L’œuvre dont il est question ici est inspirée de la propre histoire des grands-parents de Vincent BOREL, propulsés dans les tumultes de l’histoire durant la première partie du siècle dernier, en Espagne.

Antoine et nullIsabelle se sont rencontrés à Barcelone en 1925. Leurs familles respectives avaient fait le choix, dès 1917, de quitter la campagne qui ne leur offrait plus de quoi vivre. Les premiers chapitres sont consacrés à l’installation laborieuse des deux familles à Barcelone. Quand Antoine et Isabelle se marient, leurs parents sont parfaitement intégrés. L’avenir semble tendre les bras au jeune couple mais la guerre va venir briser leurs projets. Antoine s’engage auprès des républicains alors qu’Isabelle prend en charge leurs jeunes enfants. Pour Antoine ce sera le maquis puis la déportation au camp de Mauthausen, pour Isabelle l’exil en France. C’est là qu’ils se retrouveront à la fin de la guerre. Parallèlement à l’histoire du couple, nous  suivons l’évolution d’une famille de riches industriels lyonnais  « les Gilet », que la guerre n’empêchera nullement de continuer à prospérer, bien au contraire…

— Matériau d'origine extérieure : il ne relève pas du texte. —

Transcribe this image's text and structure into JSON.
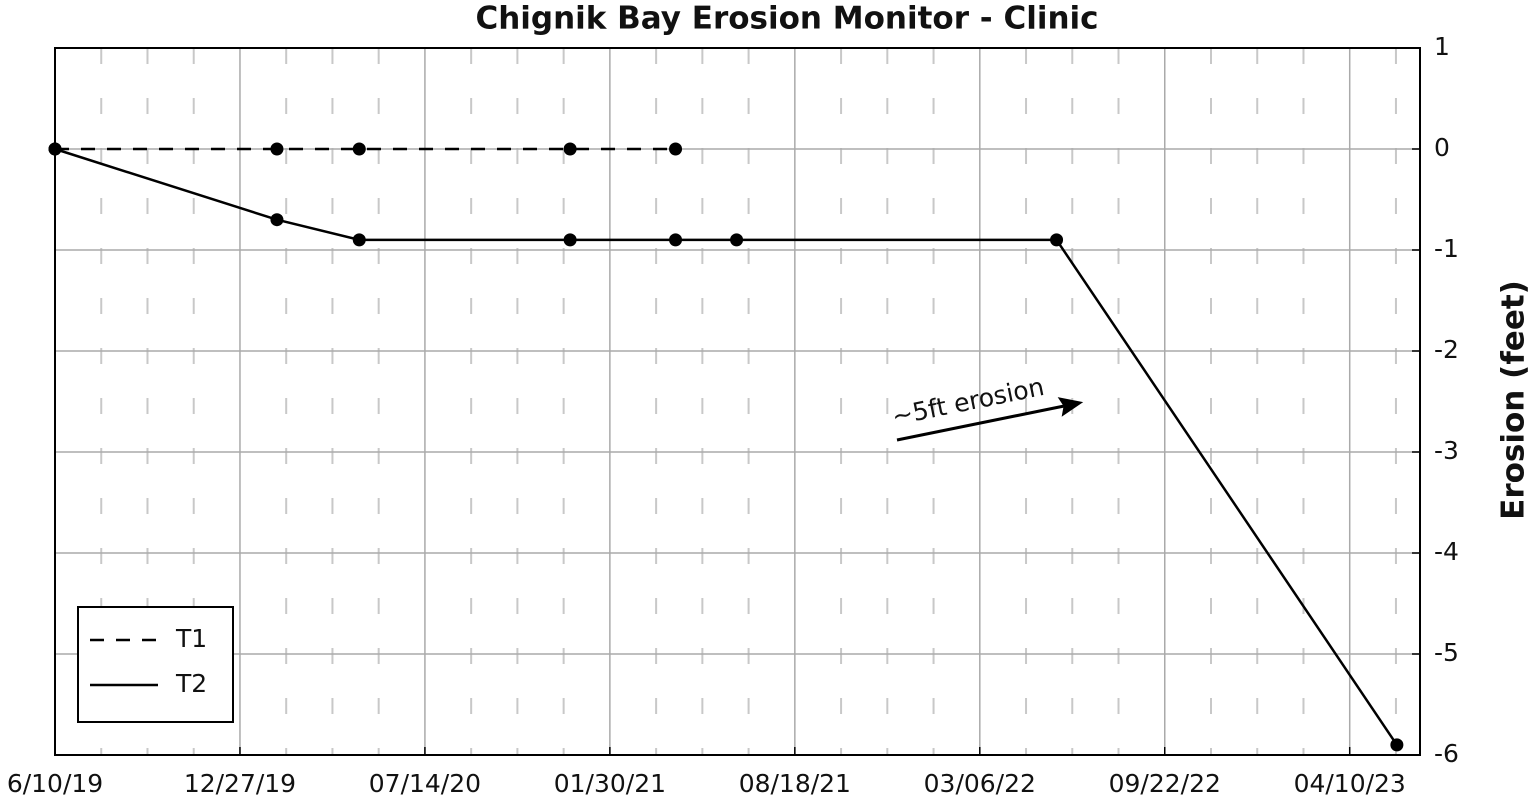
{
  "chart_data": {
    "type": "line",
    "title": "Chignik Bay Erosion Monitor - Clinic",
    "y_label": "Erosion (feet)",
    "annotation": "~5ft erosion",
    "grid": true,
    "minor_grid": true,
    "legend_position": "lower left",
    "xlim": [
      "2019-06-10",
      "2023-06-25"
    ],
    "xticks": [
      {
        "value": "2019-06-10",
        "label": "6/10/19"
      },
      {
        "value": "2019-12-27",
        "label": "12/27/19"
      },
      {
        "value": "2020-07-14",
        "label": "07/14/20"
      },
      {
        "value": "2021-01-30",
        "label": "01/30/21"
      },
      {
        "value": "2021-08-18",
        "label": "08/18/21"
      },
      {
        "value": "2022-03-06",
        "label": "03/06/22"
      },
      {
        "value": "2022-09-22",
        "label": "09/22/22"
      },
      {
        "value": "2023-04-10",
        "label": "04/10/23"
      }
    ],
    "ylim": [
      -6,
      1
    ],
    "yticks": [
      -6,
      -5,
      -4,
      -3,
      -2,
      -1,
      0,
      1
    ],
    "series": [
      {
        "name": "T1",
        "color": "#000000",
        "dash": "dashed",
        "x": [
          "2019-06-10",
          "2020-02-05",
          "2020-05-04",
          "2020-12-18",
          "2021-04-11"
        ],
        "values": [
          0,
          0,
          0,
          0,
          0
        ]
      },
      {
        "name": "T2",
        "color": "#000000",
        "dash": "solid",
        "x": [
          "2019-06-10",
          "2020-02-05",
          "2020-05-04",
          "2020-12-18",
          "2021-04-11",
          "2021-06-16",
          "2022-05-28",
          "2023-05-31"
        ],
        "values": [
          0,
          -0.7,
          -0.9,
          -0.9,
          -0.9,
          -0.9,
          -0.9,
          -5.9
        ]
      }
    ]
  }
}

Je n’ai pas lu cette épopée familiale d’une traite, d’abord parce que le nombre de pages est conséquent  mais aussi parce que la place réservée à la grande histoire est importante.  Ne connaissant de l’histoire de l’Espagne que les grandes lignes, la lecture m'a souvent demandé un effort de concentration pour ne pas m’y perdre (notamment lors de l’évocation de l’histoire syndicale). J'ai abordé avec plus de facilité les chapitres moins centrés sur l'Espagne mais plus globabalement sur la seconde guerre mondiale. J'ai trouvé fort intéressante l'évocation de l'histoire industrielle de cette époque, au travers de de la famille Gilet. Le livre manque à mon sens d'un souffle romanesque, les personnages manquent d'épaisseur mais les efforts qu'exige cette lecture en valent la peine. 

Un hommage familial original et instructif.

Les avis de Lapinoursinette et Stéphanie (landibiblog)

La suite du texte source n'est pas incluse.